1. This course is mostly over. Can you now identify a value in learning history?

A value in learning history is to learn from the mistakes from those before us. There is a plethora of knowledge that is available to us found through the mistakes of others. However, we often completely ignore them. For example, in 1812, Napoleon invaded Russia. But even though he had the better army, he was beaten by the Russian winter because he had not brought proper winter supplies. 129 years later in 1941, Hitler also invaded Russia. But he ignored Napoleon’s mistake and also didn’t bring proper winter supplies. And just like Napoleon, Hitler was beaten by the Russian winter.

Terrific answer. Coincidentally, another student commented on that also. As I told him, that would be added to the model answers if it were American history! Still, it's a great example.

2. Was the United States right to enter World War II, and should we have entered sooner or later?

If the United States had not entered World War II, it is very likely that Germany would have conquered all of Europe, portions of Africa, and from there who knows? And even if the Allies could have beaten Germany on their own, the United States certainly brought a much quicker end to the war. So, yes, it was good that the United States entered World War II and should have entered much sooner.


3. Which of the approaches in American history towards immigration do you like best, and why?

I like the Immigration and Nationality Act the most because it gave all foreigners a fairer chance at entering America.

Very good.

4. Pick out something from the "Roaring Twenties" and describe what you like about it.

I like that we had a conservative president (Warren Harding) and four conservative Supreme Court Justices.

5. What is your view of the New Deal, and what might you have done differently in response to the Great Depression?

The New Deal was one of the worst ideas the Executive Branch has ever had. It tried to make a quick fix, when America really needed a long-term plan.
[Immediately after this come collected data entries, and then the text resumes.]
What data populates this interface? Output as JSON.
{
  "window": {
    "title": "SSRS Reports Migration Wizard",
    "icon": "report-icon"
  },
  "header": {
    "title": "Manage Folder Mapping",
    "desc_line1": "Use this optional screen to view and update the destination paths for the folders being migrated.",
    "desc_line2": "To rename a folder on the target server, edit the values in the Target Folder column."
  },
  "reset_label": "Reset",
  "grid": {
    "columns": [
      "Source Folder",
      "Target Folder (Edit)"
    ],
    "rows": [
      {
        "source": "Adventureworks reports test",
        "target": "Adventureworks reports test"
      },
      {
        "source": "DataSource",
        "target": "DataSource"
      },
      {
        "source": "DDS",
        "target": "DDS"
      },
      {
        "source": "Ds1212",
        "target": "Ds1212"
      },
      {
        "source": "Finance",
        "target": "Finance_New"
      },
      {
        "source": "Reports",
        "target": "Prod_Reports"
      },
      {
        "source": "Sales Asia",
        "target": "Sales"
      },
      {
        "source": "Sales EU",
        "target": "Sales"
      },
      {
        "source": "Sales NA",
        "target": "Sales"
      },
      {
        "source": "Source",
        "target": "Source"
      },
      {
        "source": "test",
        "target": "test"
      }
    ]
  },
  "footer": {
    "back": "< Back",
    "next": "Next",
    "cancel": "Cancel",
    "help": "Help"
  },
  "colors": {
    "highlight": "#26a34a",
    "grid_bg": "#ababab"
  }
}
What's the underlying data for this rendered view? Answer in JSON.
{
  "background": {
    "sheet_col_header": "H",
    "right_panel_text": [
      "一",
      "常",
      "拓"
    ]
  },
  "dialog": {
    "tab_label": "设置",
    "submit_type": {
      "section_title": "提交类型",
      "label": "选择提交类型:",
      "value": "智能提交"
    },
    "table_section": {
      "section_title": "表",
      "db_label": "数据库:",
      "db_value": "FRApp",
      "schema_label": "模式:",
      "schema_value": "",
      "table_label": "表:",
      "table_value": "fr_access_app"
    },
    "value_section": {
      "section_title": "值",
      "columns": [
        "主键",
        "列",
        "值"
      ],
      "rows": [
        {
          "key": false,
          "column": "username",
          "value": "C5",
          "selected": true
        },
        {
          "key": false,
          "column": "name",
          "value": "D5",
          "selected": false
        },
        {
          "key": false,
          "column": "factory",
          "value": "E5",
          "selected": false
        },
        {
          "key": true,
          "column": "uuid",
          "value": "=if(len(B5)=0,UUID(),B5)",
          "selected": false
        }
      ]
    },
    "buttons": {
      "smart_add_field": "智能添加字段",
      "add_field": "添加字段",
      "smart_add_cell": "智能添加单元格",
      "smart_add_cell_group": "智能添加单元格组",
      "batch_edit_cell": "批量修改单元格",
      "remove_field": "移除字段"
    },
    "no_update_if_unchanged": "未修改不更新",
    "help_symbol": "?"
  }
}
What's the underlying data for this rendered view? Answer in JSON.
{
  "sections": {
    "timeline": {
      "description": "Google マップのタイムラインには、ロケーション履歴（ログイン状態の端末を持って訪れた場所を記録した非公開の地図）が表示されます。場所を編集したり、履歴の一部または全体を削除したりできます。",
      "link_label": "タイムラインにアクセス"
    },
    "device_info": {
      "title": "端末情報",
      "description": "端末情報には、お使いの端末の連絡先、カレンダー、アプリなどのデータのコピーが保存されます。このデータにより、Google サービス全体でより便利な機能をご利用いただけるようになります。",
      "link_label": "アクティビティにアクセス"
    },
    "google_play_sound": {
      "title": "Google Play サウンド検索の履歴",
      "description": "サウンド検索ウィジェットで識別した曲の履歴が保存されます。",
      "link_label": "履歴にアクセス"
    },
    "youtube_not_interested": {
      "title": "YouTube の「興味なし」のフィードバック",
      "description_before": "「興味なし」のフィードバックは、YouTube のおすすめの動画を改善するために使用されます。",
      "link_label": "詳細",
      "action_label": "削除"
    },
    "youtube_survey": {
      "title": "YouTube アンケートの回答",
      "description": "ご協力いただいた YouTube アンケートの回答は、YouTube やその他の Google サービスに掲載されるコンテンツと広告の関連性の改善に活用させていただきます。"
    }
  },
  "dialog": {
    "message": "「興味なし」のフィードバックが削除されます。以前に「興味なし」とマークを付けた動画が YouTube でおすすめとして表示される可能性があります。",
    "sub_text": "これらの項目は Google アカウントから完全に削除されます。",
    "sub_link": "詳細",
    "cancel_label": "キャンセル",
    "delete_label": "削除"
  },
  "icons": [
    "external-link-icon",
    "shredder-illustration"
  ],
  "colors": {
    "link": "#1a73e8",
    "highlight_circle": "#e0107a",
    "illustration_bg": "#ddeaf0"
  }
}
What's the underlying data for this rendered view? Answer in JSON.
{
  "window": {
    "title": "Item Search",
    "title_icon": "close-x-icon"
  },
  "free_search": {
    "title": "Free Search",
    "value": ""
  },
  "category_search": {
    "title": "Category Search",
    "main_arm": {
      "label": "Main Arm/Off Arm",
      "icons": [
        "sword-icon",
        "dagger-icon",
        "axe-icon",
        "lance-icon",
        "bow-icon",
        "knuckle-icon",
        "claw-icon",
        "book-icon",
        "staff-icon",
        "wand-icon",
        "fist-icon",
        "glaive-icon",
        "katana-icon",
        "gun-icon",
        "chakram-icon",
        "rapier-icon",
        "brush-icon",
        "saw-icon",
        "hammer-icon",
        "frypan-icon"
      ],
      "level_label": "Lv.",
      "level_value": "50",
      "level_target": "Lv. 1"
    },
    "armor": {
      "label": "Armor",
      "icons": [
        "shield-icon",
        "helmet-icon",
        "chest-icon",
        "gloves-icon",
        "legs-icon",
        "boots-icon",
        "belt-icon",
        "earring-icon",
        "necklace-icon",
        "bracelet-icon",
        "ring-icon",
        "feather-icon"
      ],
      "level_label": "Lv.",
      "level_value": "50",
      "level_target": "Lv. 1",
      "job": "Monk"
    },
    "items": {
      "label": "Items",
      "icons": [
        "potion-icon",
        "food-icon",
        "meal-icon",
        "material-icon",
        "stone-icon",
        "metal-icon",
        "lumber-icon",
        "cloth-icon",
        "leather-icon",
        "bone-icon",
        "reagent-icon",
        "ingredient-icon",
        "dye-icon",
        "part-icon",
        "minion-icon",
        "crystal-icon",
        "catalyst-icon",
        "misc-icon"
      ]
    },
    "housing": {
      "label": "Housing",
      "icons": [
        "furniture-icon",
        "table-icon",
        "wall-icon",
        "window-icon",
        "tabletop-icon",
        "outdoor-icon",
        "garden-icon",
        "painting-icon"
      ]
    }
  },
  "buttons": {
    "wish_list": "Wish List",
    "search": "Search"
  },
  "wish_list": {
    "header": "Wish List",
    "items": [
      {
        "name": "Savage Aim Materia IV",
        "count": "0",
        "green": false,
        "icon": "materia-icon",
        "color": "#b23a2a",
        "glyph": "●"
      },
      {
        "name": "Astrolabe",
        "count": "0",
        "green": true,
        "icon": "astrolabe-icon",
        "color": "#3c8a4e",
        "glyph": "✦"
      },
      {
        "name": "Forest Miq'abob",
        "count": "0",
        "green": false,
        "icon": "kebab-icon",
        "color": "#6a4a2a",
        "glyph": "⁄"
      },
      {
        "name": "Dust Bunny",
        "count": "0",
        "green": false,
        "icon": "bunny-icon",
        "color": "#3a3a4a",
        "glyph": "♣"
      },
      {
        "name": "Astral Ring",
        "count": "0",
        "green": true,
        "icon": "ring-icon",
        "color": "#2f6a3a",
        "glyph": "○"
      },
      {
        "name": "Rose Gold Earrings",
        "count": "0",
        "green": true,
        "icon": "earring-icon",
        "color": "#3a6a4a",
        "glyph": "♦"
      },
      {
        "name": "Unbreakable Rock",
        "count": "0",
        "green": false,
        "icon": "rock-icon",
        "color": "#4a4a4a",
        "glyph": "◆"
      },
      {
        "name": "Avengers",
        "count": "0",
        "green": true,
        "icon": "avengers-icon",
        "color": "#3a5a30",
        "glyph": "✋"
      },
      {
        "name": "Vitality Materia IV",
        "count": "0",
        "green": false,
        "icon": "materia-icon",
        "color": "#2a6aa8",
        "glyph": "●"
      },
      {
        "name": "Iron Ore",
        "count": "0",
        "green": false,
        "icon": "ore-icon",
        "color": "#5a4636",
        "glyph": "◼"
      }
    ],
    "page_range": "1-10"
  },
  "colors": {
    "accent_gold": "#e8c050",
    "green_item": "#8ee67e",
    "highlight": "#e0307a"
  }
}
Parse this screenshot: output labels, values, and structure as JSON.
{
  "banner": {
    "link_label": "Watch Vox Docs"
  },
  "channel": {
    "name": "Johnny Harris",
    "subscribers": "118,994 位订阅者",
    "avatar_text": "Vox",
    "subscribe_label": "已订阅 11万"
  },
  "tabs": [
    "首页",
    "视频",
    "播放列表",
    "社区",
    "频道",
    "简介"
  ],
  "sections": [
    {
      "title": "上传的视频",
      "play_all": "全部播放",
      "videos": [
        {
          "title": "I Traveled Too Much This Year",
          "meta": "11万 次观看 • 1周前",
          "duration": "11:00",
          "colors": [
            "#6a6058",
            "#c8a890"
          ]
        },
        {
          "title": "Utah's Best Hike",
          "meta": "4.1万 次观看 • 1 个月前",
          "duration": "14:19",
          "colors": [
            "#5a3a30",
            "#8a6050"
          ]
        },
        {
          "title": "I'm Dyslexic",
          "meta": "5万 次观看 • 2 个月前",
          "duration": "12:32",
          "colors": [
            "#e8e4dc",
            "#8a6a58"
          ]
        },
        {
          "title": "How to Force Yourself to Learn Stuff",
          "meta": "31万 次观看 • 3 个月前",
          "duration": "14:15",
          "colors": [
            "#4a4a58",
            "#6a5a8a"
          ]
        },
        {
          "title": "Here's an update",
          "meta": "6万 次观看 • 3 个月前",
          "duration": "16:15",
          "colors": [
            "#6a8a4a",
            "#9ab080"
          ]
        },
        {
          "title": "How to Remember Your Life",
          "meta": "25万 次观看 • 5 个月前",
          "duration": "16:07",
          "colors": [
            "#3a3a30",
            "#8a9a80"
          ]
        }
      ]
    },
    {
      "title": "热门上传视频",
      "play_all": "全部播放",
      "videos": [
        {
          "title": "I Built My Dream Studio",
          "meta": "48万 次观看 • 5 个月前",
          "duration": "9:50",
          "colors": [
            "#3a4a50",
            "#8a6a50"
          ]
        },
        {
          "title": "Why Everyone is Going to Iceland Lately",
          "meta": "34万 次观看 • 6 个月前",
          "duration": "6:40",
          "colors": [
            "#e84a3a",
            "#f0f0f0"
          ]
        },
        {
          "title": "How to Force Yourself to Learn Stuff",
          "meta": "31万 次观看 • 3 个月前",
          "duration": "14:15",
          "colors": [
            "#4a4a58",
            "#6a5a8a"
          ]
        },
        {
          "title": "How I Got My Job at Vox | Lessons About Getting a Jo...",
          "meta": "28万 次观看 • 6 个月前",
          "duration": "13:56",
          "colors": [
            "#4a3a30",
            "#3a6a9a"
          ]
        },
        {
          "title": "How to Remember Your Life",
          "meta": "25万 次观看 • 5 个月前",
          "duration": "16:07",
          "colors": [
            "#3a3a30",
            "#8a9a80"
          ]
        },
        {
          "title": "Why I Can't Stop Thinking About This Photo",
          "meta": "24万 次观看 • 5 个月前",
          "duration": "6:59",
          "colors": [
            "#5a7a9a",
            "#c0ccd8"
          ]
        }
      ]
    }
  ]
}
It created useless jobs as an excuse to give away government money (Civilian Conservation Corps and Federal Emergency Relief Act), it put government regulations in place of free enterprise (Agricultural Adjustment Act (this act was so bad that it was declared unconstitutional), Tennessee Valley Authority, Glass-Steagall Banking Act, and National Industrial Recovery Act (also declared unconstitutional), and granted money to failing businesses (Emergency Banking Act and Farm-Credit Act). While these ideas may seem like would help the economy, they really don’t because giving people government money only helps them for a short amount of time. Once the money runs out, they are back where they started. Besides, all “government money” is, is taxes. And the more government money given away through programs, the higher the taxes have to be to pay for them. Also, using government regulations only work at first, but history has shown that free enterprise always leads to a better economy. What would have been better to do would have been to make less government programs, lay off unnecessary government workers, and overall downsize the government. Doing this would have lessened taxes greatly which would have put much more money in people’s pockets. It is true that this wouldn’t have given people jobs (what people really needed then) but it would have created more wealth than making government programs did. Besides, it’s not really the job of the government to make jobs; that’s not what it was created to do.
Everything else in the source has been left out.